D’un naturel plutôt calme en temps normal, les vaches se transforment en véritables brutes lorsqu’arrive la nourriture. Les vaches les plus faibles sont alors chassées à coup de cornes. Nombreuses sont les vaches qui possèdent des marques de cicatrices et j’ai vu plusieurs fois une vache saigner suite à un coup violent. J’ai également observé ce genre de comportement chez les chèvres et lapins mais en moins violent. Honey Bunny est la vache la plus faible de l’ensemble du groupe. Étant constamment brutalisée par les autres vaches et se trouvant donc dans l’incapacité de manger, elle fut séparée du groupe pour être “hébergée” dans un petit espace à elle seule. D’un naturel tranquille, Honey Bunny est la seule vache à avoir reçu un prénom qui fait d’ailleurs référence à sa robe d’une jolie couleur miel.

Quatre veaux mâles furent vendus pendant mon woofing, très certainement pour finir dans nos assiettes. Les faire quitter leur enclos fut une petite bagarre à chaque fois. Mais un veau seul est impuissant face à deux hommes décidés.

Le travail à Kiyuna Farm commence à 6h du matin pour rassembler les vaches qui ont passé la nuit dans le pré en extérieur. Pendant qu’elles se font traire, nous nous occupons de nettoyer l’étable et d’évacuer le fumier des stalles. Vers 7h30 nous les nourrissons au foin, puis une demie-heure plus tard à l’esa (terme japonais désignant un complément alimentaire). Petit-déjeuner à 8h. Jusqu’à midi, les vaches sont nourries toutes les demies-heures en alternant foin et esa. Chèvres, lapins, coqs et poules et cochons sont également nourris et les cages nettoyées. Repas à midi puis temps libre jusqu’à 3h. Le travail reprend ensuite  jusqu’à 5h – 6h  pour de nouveau nettoyer les étables, évacuer les déjections et nourrir tous les animaux.

L’esa est un complément alimentaire pour nourrir les vaches fait d’un mélange de céréales, de tofu, d’une autre substance d’une odeur atroce dont je n’ai pas retenu le nom, de riz et de vitamines. Les vaches mangent en général deux grandes brouettes d’esa par jour. Nous devions donc préparer et mélanger la mixture à la main deux à trois fois dans la journée.

Le travail à la ferme n’est pas une partie de plaisir. Nettoyer les étables, préparer le foin, mélanger l’esa, nettoyer les veaux, etc sont des tâches longues, difficiles et douloureuses pour le corps surtout dans les premiers jours. Qu’il fasse un soleil magnifique ou que ce soit la tempête, le travail doit être fait. Le manque de diversité rend également le travail un peu monotone. La fatigue est d’autant plus importante que les temps libres sont peu nombreux et de courtes durées. J’avoue que la grosse charge de travail m’a un peu surprise à mon arrivée et que le travail ne m’a pas particulièrement enchanté.

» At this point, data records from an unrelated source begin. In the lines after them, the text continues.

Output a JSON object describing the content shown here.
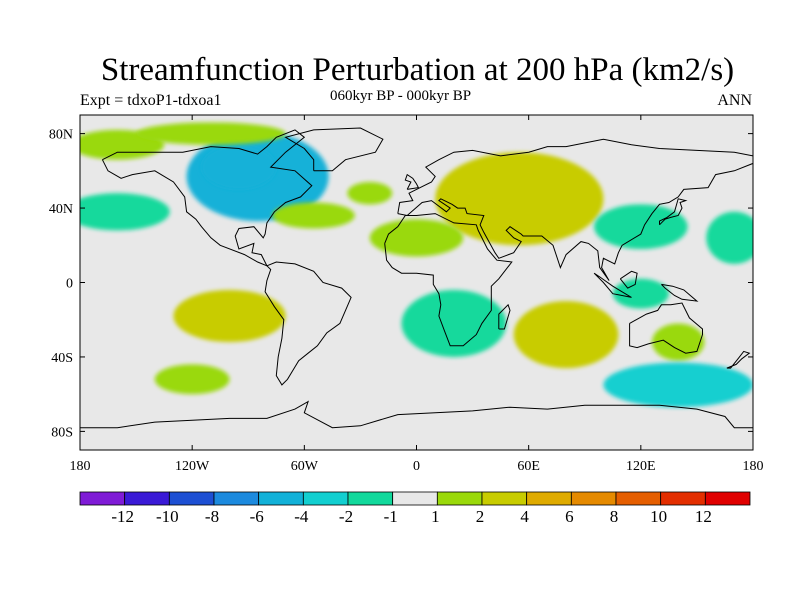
{
  "chart_data": {
    "type": "heatmap",
    "title": "Streamfunction Perturbation at 200 hPa (km2/s)",
    "left_string": "Expt = tdxoP1-tdxoa1",
    "center_string": "060kyr BP - 000kyr BP",
    "right_string": "ANN",
    "x_ticks": [
      {
        "value": -180,
        "label": "180"
      },
      {
        "value": -120,
        "label": "120W"
      },
      {
        "value": -60,
        "label": "60W"
      },
      {
        "value": 0,
        "label": "0"
      },
      {
        "value": 60,
        "label": "60E"
      },
      {
        "value": 120,
        "label": "120E"
      },
      {
        "value": 180,
        "label": "180"
      }
    ],
    "y_ticks": [
      {
        "value": 80,
        "label": "80N"
      },
      {
        "value": 40,
        "label": "40N"
      },
      {
        "value": 0,
        "label": "0"
      },
      {
        "value": -40,
        "label": "40S"
      },
      {
        "value": -80,
        "label": "80S"
      }
    ],
    "xlim": [
      -180,
      180
    ],
    "ylim": [
      -90,
      90
    ],
    "contour_levels": [
      -12,
      -10,
      -8,
      -6,
      -4,
      -2,
      -1,
      1,
      2,
      4,
      6,
      8,
      10,
      12
    ],
    "colorbar_colors": [
      "#7f1bd6",
      "#3a1ad6",
      "#1d4fd3",
      "#1c8ade",
      "#12b1d8",
      "#12cfd0",
      "#12d99c",
      "#e8e8e8",
      "#9ad90a",
      "#c8cc00",
      "#dfab00",
      "#e58a00",
      "#e55e00",
      "#e32e00",
      "#e00000"
    ],
    "regions": [
      {
        "name": "north-america-negative",
        "lon": -85,
        "lat": 57,
        "rlon": 38,
        "rlat": 24,
        "level": "-4"
      },
      {
        "name": "north-america-core",
        "lon": -95,
        "lat": 62,
        "rlon": 20,
        "rlat": 12,
        "level": "-4 to -6"
      },
      {
        "name": "north-pacific-negative",
        "lon": -160,
        "lat": 38,
        "rlon": 28,
        "rlat": 10,
        "level": "-2"
      },
      {
        "name": "arctic-positive-west",
        "lon": -160,
        "lat": 74,
        "rlon": 25,
        "rlat": 8,
        "level": "1 to 2"
      },
      {
        "name": "arctic-positive-canada",
        "lon": -110,
        "lat": 80,
        "rlon": 40,
        "rlat": 6,
        "level": "1 to 2"
      },
      {
        "name": "north-atlantic-positive",
        "lon": -55,
        "lat": 36,
        "rlon": 22,
        "rlat": 7,
        "level": "1 to 2"
      },
      {
        "name": "europe-positive",
        "lon": -25,
        "lat": 48,
        "rlon": 12,
        "rlat": 6,
        "level": "1 to 2"
      },
      {
        "name": "asia-positive",
        "lon": 55,
        "lat": 45,
        "rlon": 45,
        "rlat": 25,
        "level": "2 to 4"
      },
      {
        "name": "asia-core",
        "lon": 65,
        "lat": 43,
        "rlon": 22,
        "rlat": 14,
        "level": "4"
      },
      {
        "name": "africa-north-positive",
        "lon": 0,
        "lat": 24,
        "rlon": 25,
        "rlat": 10,
        "level": "1 to 2"
      },
      {
        "name": "east-asia-negative",
        "lon": 120,
        "lat": 30,
        "rlon": 25,
        "rlat": 12,
        "level": "-2"
      },
      {
        "name": "pacific-negative-east",
        "lon": 170,
        "lat": 24,
        "rlon": 15,
        "rlat": 14,
        "level": "-2"
      },
      {
        "name": "south-pacific-positive",
        "lon": -100,
        "lat": -18,
        "rlon": 30,
        "rlat": 14,
        "level": "2 to 4"
      },
      {
        "name": "southern-africa-negative",
        "lon": 20,
        "lat": -22,
        "rlon": 28,
        "rlat": 18,
        "level": "-2"
      },
      {
        "name": "indian-ocean-positive",
        "lon": 80,
        "lat": -28,
        "rlon": 28,
        "rlat": 18,
        "level": "2 to 4"
      },
      {
        "name": "australia-positive",
        "lon": 140,
        "lat": -32,
        "rlon": 14,
        "rlat": 10,
        "level": "2"
      },
      {
        "name": "southern-ocean-negative",
        "lon": 140,
        "lat": -55,
        "rlon": 40,
        "rlat": 12,
        "level": "-2 to -4"
      },
      {
        "name": "maritime-negative",
        "lon": 120,
        "lat": -6,
        "rlon": 15,
        "rlat": 8,
        "level": "-2"
      },
      {
        "name": "south-atlantic-positive",
        "lon": -120,
        "lat": -52,
        "rlon": 20,
        "rlat": 8,
        "level": "1 to 2"
      }
    ]
  },
  "colors": {
    "background": "#ffffff",
    "zero_fill": "#e8e8e8",
    "coastline": "#000000"
  }
}
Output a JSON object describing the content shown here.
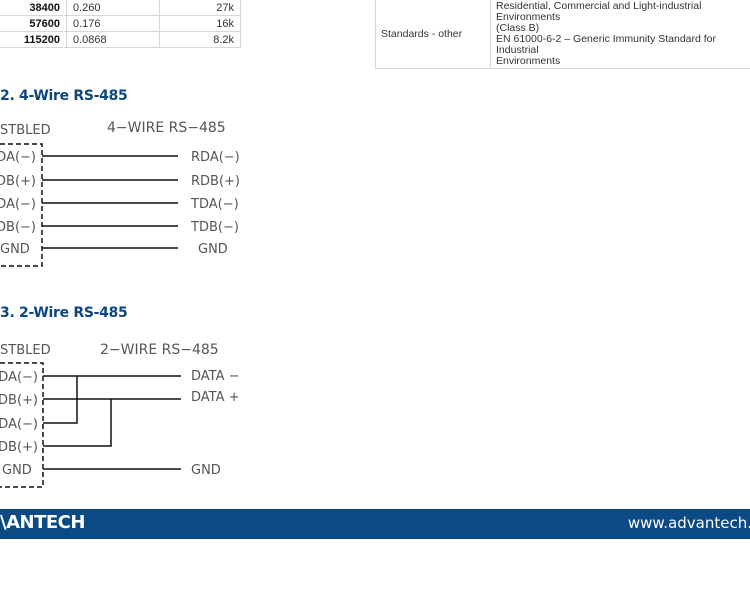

Par contre j’ai apprécié travailler toute la journée en plein air avec des animaux et voir le lever de soleil tous les matins.

Kiyuna Farm ne fonctionne principalement qu’avec des woofers. Les seuls autres employés permanents sont un homme et une femme venant traire les vaches le matin et le soir à tour de rôle avec Asahide. Les murs de la ferme sont d’ailleurs couverts de dessins de woofers venant des quatre coins du monde. Durant mon séjour, j’ai travaillé avec deux japonaises, un anglais, une allemande et lorsque je suis partie, une autrichienne arrivait. Sonja que l’on voit sur la photo est une jeune allemande de 23 ans venue au Japon pour un mois et demi. Un mois de woofing suivi de deux semaines de découverte du pays avec un de ses amis venant la rejoindre. Jeune fille calme et très sympathique, on a beaucoup discuté de nos interrogations similaires sur notre futur, notre boulot et nos envies de voyage.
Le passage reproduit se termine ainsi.